The Unified Communist Party of Nepal – Maoist (UCPN – M) has, since June, been sending its cadre and followers into the streets in a series of agitations against the successor regime under Prime Minister Madhav Kumar Nepal of a rival communist party. But it is the army again that the Maoists are up against.

What riles them now is stiff resistance from the army, along with non-Maoist parties, to an integration of the Maoist guerrilla force (minus child soldiers) with the army. The resistance has been reintensified in recent days despite the fact that Nepal’s multi-party peace plan – approved and monitored by the United Nations – envisages such integration as an important step.

Another general is involved in the democracy debate in Sri Lanka in the wake of a nearly 26-year-old civil war that has ended in a victory over Tamil insurgency or “terrorism.” General Sarath Fonseka, who led the island-nation’s army of unshining record to the seemingly unlikely victory, has sprung three more surprises on observers.

The first was his post-war rebellion against his political master, President Mahinda Rajapaksa, while the two were seen until then as the duo of strident Sinhala nationalism. Not many expected, either, a veteran soldier to seek an electoral mandate against his enemy on the same side of the ethnic divide. Fonseka and Rajapaksa will face each other in the advanced presidential election on January 26, 2010, (as a prelude to the parliamentary polls of April 2). The last and the largest surprise was the general’s launch of a campaign for an inquiry into “war crimes” allegedly committed by the army under Colombo’s orders.

“Distrust” describes best the reaction of quite a few segments of Sri Lankan opinion to Fonseka’s candidature and claims. His opponents point to his US visit before the political plunge and call him a candidate of Washington and the Pentagon. At least some analysts wonder if the Buddhist-majority nation should brace itself for a phase of Bonapartism. All this does not mean that Rajapaksa suffers from no trust deficit, especially among the sizeable Tamil minority.

What, meanwhile, of the supposedly strongest and safest democracy in South Asia? As 2009 opened, India faced the prospect of a general election with the far-right Bharatiya Janata Party (BJP) making a confident bid for power. The people have averted that peril, and the BJP has yet to recover fully from factional recriminations since then.
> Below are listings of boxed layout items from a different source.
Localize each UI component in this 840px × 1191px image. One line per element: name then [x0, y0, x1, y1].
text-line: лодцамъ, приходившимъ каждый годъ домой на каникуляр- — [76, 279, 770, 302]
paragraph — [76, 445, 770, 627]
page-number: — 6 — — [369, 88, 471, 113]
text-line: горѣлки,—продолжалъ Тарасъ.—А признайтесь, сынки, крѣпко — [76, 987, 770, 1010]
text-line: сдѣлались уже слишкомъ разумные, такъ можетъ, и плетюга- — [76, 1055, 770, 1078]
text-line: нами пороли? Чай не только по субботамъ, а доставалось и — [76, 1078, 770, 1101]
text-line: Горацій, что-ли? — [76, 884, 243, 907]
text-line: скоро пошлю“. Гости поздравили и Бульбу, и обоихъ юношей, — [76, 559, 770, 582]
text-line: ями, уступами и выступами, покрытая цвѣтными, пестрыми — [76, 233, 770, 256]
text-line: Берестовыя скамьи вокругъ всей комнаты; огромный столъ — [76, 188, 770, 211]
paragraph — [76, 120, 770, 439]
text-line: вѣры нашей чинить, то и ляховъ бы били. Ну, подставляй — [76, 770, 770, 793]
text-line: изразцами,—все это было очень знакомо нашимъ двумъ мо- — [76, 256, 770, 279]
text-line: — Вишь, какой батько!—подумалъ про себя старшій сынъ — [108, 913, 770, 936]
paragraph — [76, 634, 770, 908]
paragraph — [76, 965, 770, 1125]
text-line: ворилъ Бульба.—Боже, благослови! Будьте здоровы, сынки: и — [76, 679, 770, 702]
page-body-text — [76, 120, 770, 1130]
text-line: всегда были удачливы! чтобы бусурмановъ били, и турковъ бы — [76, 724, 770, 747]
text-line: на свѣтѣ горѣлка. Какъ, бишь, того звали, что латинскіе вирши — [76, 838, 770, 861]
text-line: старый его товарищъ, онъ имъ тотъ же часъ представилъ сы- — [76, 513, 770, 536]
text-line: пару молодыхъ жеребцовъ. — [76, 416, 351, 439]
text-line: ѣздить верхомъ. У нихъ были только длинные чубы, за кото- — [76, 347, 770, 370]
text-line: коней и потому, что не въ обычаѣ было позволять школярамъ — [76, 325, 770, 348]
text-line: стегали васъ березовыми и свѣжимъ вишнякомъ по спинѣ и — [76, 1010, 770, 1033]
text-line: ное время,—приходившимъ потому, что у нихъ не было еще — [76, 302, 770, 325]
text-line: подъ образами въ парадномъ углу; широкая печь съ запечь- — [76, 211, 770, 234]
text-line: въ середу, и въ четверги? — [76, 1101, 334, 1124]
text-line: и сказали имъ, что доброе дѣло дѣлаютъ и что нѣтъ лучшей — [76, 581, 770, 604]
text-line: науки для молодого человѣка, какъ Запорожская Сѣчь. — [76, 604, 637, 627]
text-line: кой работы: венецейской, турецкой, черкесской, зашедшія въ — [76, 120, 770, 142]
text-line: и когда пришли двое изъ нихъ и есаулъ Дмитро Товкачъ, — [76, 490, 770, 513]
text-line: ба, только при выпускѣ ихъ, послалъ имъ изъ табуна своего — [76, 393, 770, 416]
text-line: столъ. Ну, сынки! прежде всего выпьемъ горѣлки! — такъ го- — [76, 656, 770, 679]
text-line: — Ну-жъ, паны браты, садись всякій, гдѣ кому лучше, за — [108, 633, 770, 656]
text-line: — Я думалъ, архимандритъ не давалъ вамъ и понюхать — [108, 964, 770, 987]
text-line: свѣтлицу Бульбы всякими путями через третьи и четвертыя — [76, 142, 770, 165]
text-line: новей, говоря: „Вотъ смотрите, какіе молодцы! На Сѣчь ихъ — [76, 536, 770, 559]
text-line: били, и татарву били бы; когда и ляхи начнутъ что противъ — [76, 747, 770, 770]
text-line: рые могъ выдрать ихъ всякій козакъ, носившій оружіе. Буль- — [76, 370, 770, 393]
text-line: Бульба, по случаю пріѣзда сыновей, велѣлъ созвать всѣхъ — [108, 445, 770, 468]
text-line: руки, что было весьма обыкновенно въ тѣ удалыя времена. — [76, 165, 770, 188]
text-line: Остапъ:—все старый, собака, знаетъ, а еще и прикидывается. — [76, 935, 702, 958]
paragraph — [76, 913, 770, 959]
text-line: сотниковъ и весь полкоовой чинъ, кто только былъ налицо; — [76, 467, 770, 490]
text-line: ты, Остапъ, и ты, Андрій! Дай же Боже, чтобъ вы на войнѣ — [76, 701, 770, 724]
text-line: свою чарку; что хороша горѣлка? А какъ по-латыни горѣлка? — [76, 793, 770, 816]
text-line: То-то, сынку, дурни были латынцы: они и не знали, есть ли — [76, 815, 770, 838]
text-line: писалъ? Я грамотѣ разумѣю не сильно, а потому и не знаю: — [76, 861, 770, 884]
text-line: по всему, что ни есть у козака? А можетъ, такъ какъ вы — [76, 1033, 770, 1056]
In the process, however, the party’s reins have passed into the hands of the farthest right, with its corporate funders and media friends anxious to rebuild a “healthy opposition” allegedly for democracy’s sake.

The voters may have made it safe for democracy in India for the foreseeable future, but is India making it safe for democracy in South Asia?

New Delhi’s stubborn stance of no talks with Islamabad, until Pakistani courts punish the culprits of the Mumbai terrorist strike, does not exactly help the cause of the elected government and democracy in Pakistan. India’s army chief Deepak Kapoor has done similar damage to the cause of Nepal’s democracy with his statement that the army of the Himalayan nation should not induct combatants from the Maoist People’s Liberation Army as it would lead to the politicisation of the state forces. Fonseka’s allegedly “private” visit to New Delhi in early December has also raised fears in Sri Lanka in relation to the democratic exercise ahead.

Demosthenes, if alive today, might also counsel some “distrust” of leading democracies – not only India – among countries around them with a lesser clout.